L’histoire se passe à la fin des années 1990. Du coup, c’est le début des téléphones portables. C’est aussi le début de l’internet à grande échelle. Ça donne lieu à des remarques qui paraissent un peu datées aujourd’hui. Il faut juste un peu de temps pour se remettre dans le contexte de l’époque.

Ce roman est plutôt long. Il ne faut pas s’attendre à un suspense haletant, ni à des descriptions sordides des scènes de crime, à des autopsies détaillées…Tout est suggéré. Finalement, ce n’est pas tellement l’objet du roman. Ce qui fait l’intérêt de ce récit, c’est l’importance accordée aux personnages et aux lieux. Si vous aviez l’intention de passer vos prochaines vacances en Suède, ce n’est pas là que vous irez chercher du rêve. Bien au contraire. La Suède, qu’on nous érige en modèle social, y est dépeinte à la dérive, en proie à la violence, aux délits divers et variés. L’ambiance de fin d’hiver, glaciale, brumeuse et la tombée de la nuit qui arrive trop vite plombent littéralement le récit. Londres bénéficie d’une description à peine moins sordide. Nos deux commissaires sont des personnalités torturées, solitaires, blasées par les horreurs qui défilent sous leurs yeux. Pourtant, ils ont la foi. Ils luttent pour découvrir la vérité. Ils doutent, ils doivent composer avec les obstacles administratifs, les effectifs insuffisants…Mais l’outil le plus utile reste leur instinct.

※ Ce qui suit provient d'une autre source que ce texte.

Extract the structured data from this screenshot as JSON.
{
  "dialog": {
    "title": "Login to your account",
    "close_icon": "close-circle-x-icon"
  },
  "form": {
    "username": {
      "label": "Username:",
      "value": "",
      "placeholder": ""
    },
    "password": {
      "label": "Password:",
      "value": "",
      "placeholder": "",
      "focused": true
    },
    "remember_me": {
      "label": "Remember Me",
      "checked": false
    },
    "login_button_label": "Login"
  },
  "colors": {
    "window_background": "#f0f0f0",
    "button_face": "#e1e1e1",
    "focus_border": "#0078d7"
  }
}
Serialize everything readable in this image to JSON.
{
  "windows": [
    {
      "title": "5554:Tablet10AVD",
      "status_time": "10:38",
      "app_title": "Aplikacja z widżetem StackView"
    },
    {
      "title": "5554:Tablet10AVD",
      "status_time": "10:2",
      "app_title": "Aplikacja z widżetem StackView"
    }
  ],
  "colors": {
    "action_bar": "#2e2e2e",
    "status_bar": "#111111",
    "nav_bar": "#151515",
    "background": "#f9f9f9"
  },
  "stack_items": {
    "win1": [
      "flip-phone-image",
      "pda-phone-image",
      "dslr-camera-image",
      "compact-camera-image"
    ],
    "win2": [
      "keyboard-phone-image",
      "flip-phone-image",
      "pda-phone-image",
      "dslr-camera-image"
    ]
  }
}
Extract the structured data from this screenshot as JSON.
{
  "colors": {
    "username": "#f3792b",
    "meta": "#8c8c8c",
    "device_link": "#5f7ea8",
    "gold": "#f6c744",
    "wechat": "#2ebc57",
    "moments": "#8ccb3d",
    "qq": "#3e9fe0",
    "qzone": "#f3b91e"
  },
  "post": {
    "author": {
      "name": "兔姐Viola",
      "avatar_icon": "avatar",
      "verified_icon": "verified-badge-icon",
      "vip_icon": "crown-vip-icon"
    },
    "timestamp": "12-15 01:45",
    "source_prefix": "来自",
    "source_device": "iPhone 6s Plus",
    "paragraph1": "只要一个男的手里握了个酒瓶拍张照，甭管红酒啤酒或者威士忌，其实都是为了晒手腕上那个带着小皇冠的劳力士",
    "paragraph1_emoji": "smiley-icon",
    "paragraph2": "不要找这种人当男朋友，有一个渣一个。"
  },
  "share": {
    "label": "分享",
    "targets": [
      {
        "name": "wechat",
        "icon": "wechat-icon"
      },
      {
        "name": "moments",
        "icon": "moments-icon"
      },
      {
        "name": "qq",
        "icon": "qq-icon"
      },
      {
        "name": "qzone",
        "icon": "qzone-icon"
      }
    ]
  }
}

Il faut attendre la toute fin du roman pour voir l’intrigue se dénouer. Finalement c’est plus un roman social qu’un polar. L’enquête progresse lentement est n’est qu’un prétexte pour dépeindre une société rongée par ses contradictions.

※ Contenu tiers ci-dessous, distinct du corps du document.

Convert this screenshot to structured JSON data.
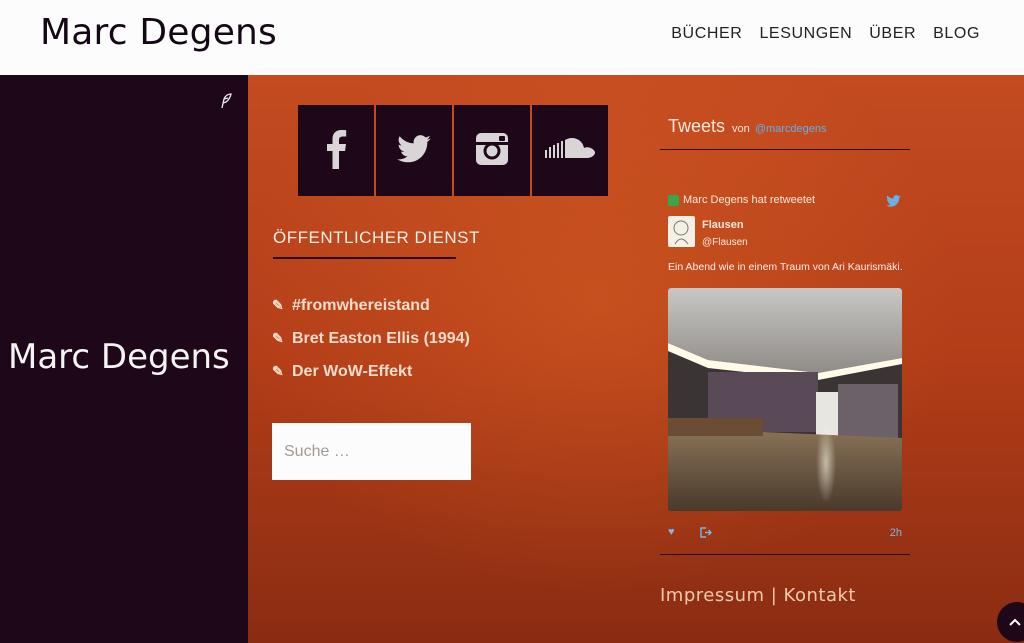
{
  "header": {
    "brand": "Marc Degens",
    "nav": [
      "BÜCHER",
      "LESUNGEN",
      "ÜBER",
      "BLOG"
    ]
  },
  "left_panel": {
    "brand": "Marc Degens",
    "icon": "feather-icon"
  },
  "social": {
    "icons": [
      "facebook-icon",
      "twitter-icon",
      "instagram-icon",
      "soundcloud-icon"
    ]
  },
  "section": {
    "title": "ÖFFENTLICHER DIENST",
    "posts": [
      "#fromwhereistand",
      "Bret Easton Ellis (1994)",
      "Der WoW-Effekt"
    ]
  },
  "search": {
    "placeholder": "Suche …"
  },
  "twitter": {
    "title": "Tweets",
    "von": "von",
    "handle": "@marcdegens",
    "retweet_text": "Marc Degens hat retweetet",
    "tweet": {
      "name": "Flausen",
      "username": "@Flausen",
      "text": "Ein Abend wie in einem Traum von Ari Kaurismäki.",
      "time": "2h"
    }
  },
  "footer": {
    "links": "Impressum | Kontakt"
  },
  "colors": {
    "dark": "#1d0718",
    "orange": "#b8401a",
    "twitter_blue": "#66aee0"
  }
}
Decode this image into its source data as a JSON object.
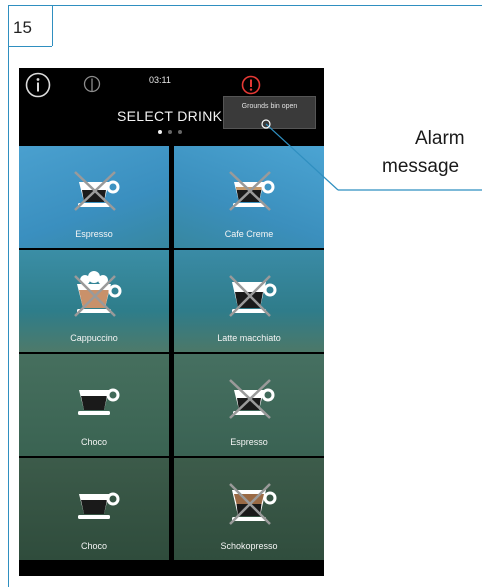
{
  "figure": {
    "number": "15"
  },
  "status_bar": {
    "time": "03:11",
    "icons": {
      "info": "info-icon",
      "clock": "clock-icon",
      "alarm": "alarm-icon"
    },
    "alarm_color": "#e53935"
  },
  "header": {
    "title": "SELECT DRINK",
    "page_count": 3,
    "active_page": 1
  },
  "tooltip": {
    "text": "Grounds bin open"
  },
  "drinks": [
    {
      "label": "Espresso",
      "icon": "espresso-disabled-icon"
    },
    {
      "label": "Cafe Creme",
      "icon": "cafe-creme-disabled-icon"
    },
    {
      "label": "Cappuccino",
      "icon": "cappuccino-disabled-icon"
    },
    {
      "label": "Latte macchiato",
      "icon": "latte-macchiato-disabled-icon"
    },
    {
      "label": "Choco",
      "icon": "choco-icon"
    },
    {
      "label": "Espresso",
      "icon": "espresso-disabled-icon"
    },
    {
      "label": "Choco",
      "icon": "choco-icon"
    },
    {
      "label": "Schokopresso",
      "icon": "schokopresso-disabled-icon"
    }
  ],
  "callout": {
    "line1": "Alarm",
    "line2": "message",
    "color": "#2f8fc0"
  }
}
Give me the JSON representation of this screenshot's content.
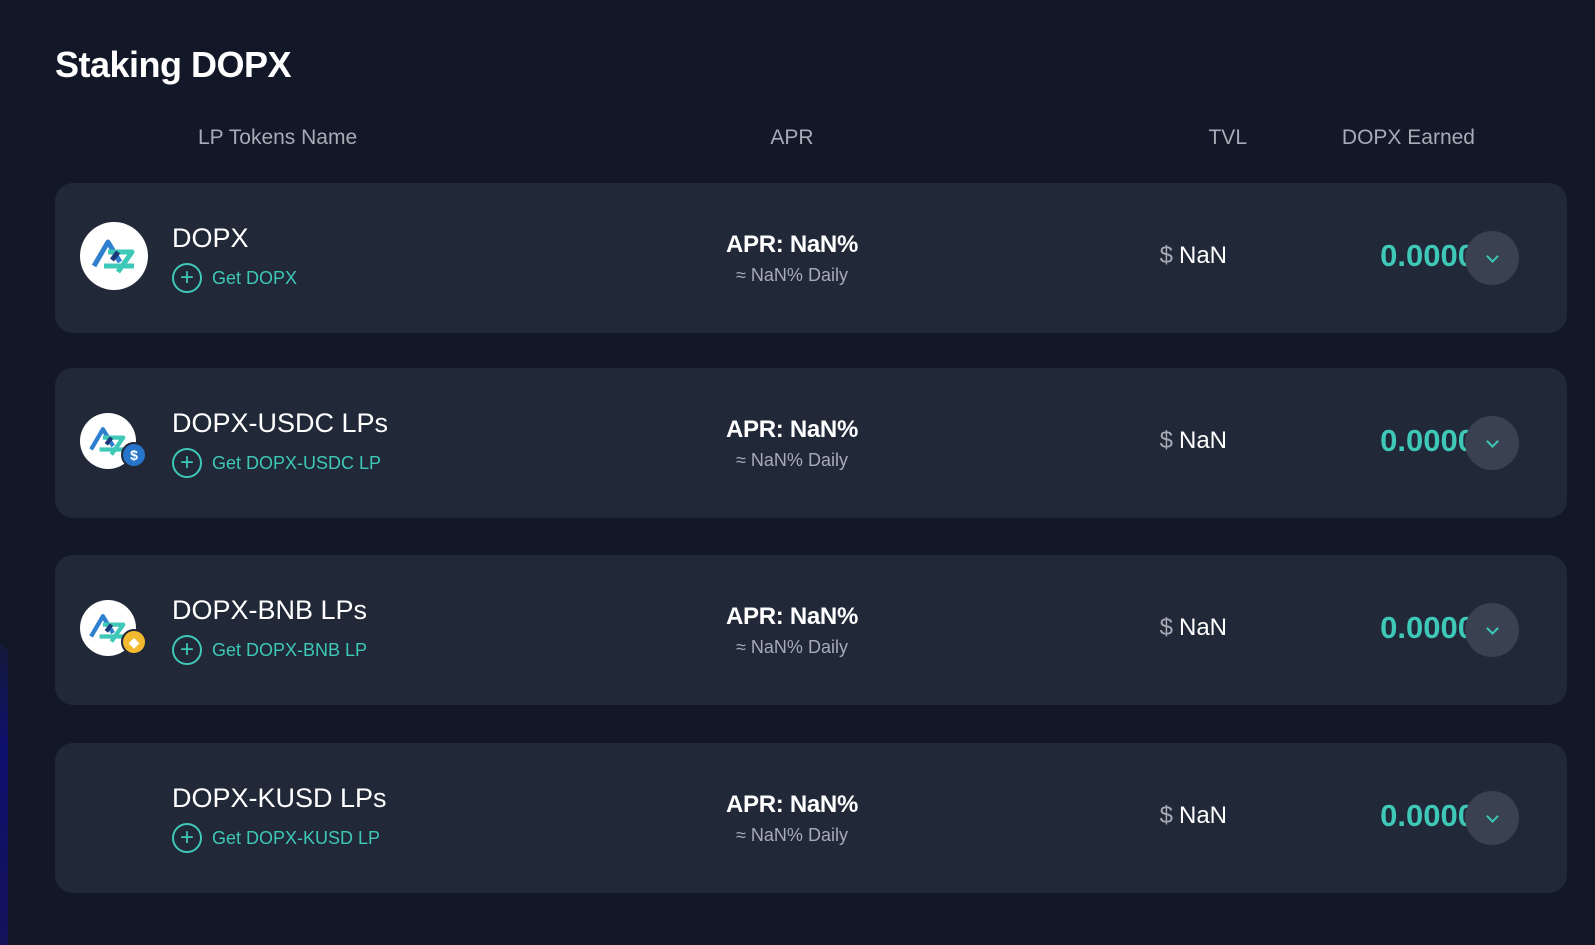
{
  "page": {
    "title": "Staking DOPX"
  },
  "columns": {
    "name": "LP Tokens Name",
    "apr": "APR",
    "tvl": "TVL",
    "earned": "DOPX Earned"
  },
  "pools": [
    {
      "name": "DOPX",
      "get_label": "Get DOPX",
      "apr": "APR: NaN%",
      "daily": "≈ NaN% Daily",
      "currency": "$",
      "tvl": "NaN",
      "earned": "0.0000",
      "logo": "dopx-logo-icon",
      "badge": ""
    },
    {
      "name": "DOPX-USDC LPs",
      "get_label": "Get DOPX-USDC LP",
      "apr": "APR: NaN%",
      "daily": "≈ NaN% Daily",
      "currency": "$",
      "tvl": "NaN",
      "earned": "0.0000",
      "logo": "dopx-logo-icon",
      "badge": "usdc-badge-icon"
    },
    {
      "name": "DOPX-BNB LPs",
      "get_label": "Get DOPX-BNB LP",
      "apr": "APR: NaN%",
      "daily": "≈ NaN% Daily",
      "currency": "$",
      "tvl": "NaN",
      "earned": "0.0000",
      "logo": "dopx-logo-icon",
      "badge": "bnb-badge-icon"
    },
    {
      "name": "DOPX-KUSD LPs",
      "get_label": "Get DOPX-KUSD LP",
      "apr": "APR: NaN%",
      "daily": "≈ NaN% Daily",
      "currency": "$",
      "tvl": "NaN",
      "earned": "0.0000",
      "logo": "",
      "badge": ""
    }
  ],
  "colors": {
    "background": "#121827",
    "card": "#212838",
    "accent": "#3ec8b7",
    "muted_text": "#a6abb6",
    "button": "#3a4252"
  }
}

D’un point de vue stylistique, j’ai eu beaucoup de mal à me faire au style narratif. On passe du « il » au « je » sans transition. On ne sait plus qui parle à qui. Néanmoins, j’ai trouvé certaines descriptions et certaines idées étaient de grande qualité.

« La neige se mit à tomber, lourde de pluie. Le printemps avait murmuré quelque chose la semaine précédente, mais quoi ? Personne ne s’en souvenait. »

2 Commentaires

  1. Pingback: Un cri si lointain | The magic orange plastic bird said…

  2. Pingback: Les Revenants | The magic orange plastic bird said...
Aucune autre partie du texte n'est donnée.